The former Massachusetts congressman labeled Sanders’s assertion that he was “being cheated” as “bogus” and a distraction tactic, and underscored that the rules committee does not set or create the party rules, but applies them.
“The rules committee simply says, ‘Here are the rules that have already been set.’ We don’t set the rules,” Frank said. “I think what you have here is a kind of a diversionary tactic to try and take away, to give an alternative explanation to why he’s losing.”
Frank’s remarks come after Sanders’s attorney, Brad Deutsch, sent a letter to the Democratic National Committee Friday, in which he called Frank and his co-chair Connecticut governor Dannel Malloy “harsh, vocal critics of Sen. Sanders and equally active supporters of his challenger, Hillary Clinton.”
“The chairs therefore cannot be relied upon to perform their convention duties fairly and capably while laboring under such deeply held bias,” Deutsch wrote. The DNC denied the Sanders campaign’s request.
Frank also speculated Tuesday that Clinton has more pledged delegates than Sanders because the Vermont senator did not campaign for black votes.
“One of the things that Senator Sanders, I guess, didn’t pay attention to, is that black votes matter,” Frank said. “There’s been a very large African-American vote for Hillary Clinton as well as from others. As a result, she has more votes.”
He also criticized Sanders’s choice of Princeton University professor Cornel West as one of his five allotted appointments to the party’s drafting committee.
“Cornel West is one of the most bitter critics of President Obama. I found that very regrettable. Mr.

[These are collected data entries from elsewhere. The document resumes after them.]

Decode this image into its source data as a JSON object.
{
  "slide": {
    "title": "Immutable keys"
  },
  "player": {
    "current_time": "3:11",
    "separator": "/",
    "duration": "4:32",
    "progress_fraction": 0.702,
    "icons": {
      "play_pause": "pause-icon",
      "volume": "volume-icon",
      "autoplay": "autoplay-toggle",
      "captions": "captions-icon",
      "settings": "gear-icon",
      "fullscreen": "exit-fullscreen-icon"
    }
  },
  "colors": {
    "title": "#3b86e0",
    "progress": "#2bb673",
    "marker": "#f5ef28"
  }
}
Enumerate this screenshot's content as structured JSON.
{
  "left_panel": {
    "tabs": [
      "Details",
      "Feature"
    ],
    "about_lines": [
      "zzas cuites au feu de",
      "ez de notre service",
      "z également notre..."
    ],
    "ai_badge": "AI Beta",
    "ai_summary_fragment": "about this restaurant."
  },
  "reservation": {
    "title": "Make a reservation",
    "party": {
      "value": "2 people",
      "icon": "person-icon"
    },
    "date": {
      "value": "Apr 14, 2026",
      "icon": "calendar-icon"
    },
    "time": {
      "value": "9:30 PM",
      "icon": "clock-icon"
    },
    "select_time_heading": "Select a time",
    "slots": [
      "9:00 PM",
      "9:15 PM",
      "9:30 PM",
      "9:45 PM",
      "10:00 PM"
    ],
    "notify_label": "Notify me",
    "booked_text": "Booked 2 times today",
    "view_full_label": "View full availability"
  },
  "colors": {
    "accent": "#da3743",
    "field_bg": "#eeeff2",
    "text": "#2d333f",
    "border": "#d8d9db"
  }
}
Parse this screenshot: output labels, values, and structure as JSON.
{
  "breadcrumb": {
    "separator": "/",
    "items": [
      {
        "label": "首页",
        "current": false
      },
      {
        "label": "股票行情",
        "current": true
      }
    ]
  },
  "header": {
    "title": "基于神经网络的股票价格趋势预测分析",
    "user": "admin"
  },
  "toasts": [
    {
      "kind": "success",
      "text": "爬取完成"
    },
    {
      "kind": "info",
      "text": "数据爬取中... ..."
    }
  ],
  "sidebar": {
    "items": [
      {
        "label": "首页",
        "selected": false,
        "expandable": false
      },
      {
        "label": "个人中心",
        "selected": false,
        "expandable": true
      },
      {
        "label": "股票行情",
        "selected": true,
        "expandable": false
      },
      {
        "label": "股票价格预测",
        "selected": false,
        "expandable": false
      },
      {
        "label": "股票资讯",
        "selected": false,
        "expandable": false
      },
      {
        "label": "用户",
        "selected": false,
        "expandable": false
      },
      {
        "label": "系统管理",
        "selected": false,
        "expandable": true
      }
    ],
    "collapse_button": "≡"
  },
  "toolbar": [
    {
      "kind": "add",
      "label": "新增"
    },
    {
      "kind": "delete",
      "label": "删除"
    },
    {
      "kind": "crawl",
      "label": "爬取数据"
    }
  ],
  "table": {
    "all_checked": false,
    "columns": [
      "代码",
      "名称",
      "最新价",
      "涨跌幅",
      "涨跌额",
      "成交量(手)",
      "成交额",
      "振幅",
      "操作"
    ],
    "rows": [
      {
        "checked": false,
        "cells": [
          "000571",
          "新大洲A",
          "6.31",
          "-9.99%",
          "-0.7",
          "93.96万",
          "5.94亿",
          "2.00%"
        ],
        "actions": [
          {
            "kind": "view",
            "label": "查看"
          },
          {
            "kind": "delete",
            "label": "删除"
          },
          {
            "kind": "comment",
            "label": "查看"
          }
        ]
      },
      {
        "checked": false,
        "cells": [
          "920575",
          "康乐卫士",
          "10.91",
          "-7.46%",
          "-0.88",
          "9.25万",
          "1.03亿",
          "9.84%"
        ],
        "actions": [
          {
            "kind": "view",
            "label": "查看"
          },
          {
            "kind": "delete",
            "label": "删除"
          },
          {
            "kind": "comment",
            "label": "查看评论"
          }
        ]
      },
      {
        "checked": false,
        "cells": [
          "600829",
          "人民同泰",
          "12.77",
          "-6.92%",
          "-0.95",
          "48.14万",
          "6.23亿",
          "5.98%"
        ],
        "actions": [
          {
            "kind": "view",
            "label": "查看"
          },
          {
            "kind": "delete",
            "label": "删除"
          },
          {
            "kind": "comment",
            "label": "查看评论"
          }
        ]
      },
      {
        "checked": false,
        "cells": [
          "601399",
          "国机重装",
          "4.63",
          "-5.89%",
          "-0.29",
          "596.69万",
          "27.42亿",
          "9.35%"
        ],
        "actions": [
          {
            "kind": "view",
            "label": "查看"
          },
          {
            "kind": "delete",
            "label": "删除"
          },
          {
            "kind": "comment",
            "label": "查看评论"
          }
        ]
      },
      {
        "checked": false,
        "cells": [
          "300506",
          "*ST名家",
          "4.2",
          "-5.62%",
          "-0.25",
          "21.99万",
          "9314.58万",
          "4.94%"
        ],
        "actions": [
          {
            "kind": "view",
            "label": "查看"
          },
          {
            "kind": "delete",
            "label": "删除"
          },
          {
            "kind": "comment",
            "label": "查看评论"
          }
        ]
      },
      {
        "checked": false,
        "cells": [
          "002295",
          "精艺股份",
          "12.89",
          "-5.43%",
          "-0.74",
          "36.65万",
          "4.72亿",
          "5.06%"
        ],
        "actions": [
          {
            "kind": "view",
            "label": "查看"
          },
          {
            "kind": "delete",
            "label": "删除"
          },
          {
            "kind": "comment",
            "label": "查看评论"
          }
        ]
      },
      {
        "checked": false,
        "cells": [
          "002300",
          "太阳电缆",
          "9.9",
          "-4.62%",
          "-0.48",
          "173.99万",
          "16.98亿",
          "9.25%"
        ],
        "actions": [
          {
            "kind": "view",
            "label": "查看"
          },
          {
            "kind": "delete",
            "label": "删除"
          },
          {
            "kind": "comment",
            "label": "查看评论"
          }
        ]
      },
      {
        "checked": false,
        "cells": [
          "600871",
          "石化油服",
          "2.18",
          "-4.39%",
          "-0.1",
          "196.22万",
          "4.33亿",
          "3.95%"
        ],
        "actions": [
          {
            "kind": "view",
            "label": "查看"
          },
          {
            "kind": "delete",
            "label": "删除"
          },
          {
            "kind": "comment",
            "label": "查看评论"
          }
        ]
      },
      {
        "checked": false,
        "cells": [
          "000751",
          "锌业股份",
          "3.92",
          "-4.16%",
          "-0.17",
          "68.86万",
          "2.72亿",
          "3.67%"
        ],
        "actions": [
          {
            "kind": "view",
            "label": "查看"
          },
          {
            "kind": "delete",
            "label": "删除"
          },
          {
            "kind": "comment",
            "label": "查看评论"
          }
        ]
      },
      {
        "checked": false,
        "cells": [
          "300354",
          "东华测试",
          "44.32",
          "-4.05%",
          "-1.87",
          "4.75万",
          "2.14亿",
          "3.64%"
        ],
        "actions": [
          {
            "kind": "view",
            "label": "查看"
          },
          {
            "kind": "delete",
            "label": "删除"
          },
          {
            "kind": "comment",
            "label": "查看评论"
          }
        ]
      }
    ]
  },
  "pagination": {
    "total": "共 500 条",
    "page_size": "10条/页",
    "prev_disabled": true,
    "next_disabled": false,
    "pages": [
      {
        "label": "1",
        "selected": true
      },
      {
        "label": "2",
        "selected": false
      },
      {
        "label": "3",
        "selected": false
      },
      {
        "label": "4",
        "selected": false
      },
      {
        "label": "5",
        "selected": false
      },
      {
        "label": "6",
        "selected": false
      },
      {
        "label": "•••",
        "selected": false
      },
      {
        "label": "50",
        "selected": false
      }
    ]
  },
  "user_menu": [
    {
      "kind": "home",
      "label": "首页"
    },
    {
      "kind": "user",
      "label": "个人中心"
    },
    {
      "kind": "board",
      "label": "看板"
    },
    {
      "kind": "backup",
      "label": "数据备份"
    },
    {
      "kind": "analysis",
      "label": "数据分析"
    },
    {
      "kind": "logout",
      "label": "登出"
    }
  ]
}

West is a man who has impugned President Obama’s commitment as an African American to civil rights,” Frank said. “But that was Sanders’s right to do that.”
Ultimately, Frank stated that it would be “hard” for Sanders to support Hillary Clinton, but expressed hope that Sanders, a “man of integrity,” would eventually concede and support her out of a desire to defeat presumptive Republican nominee Donald Trump.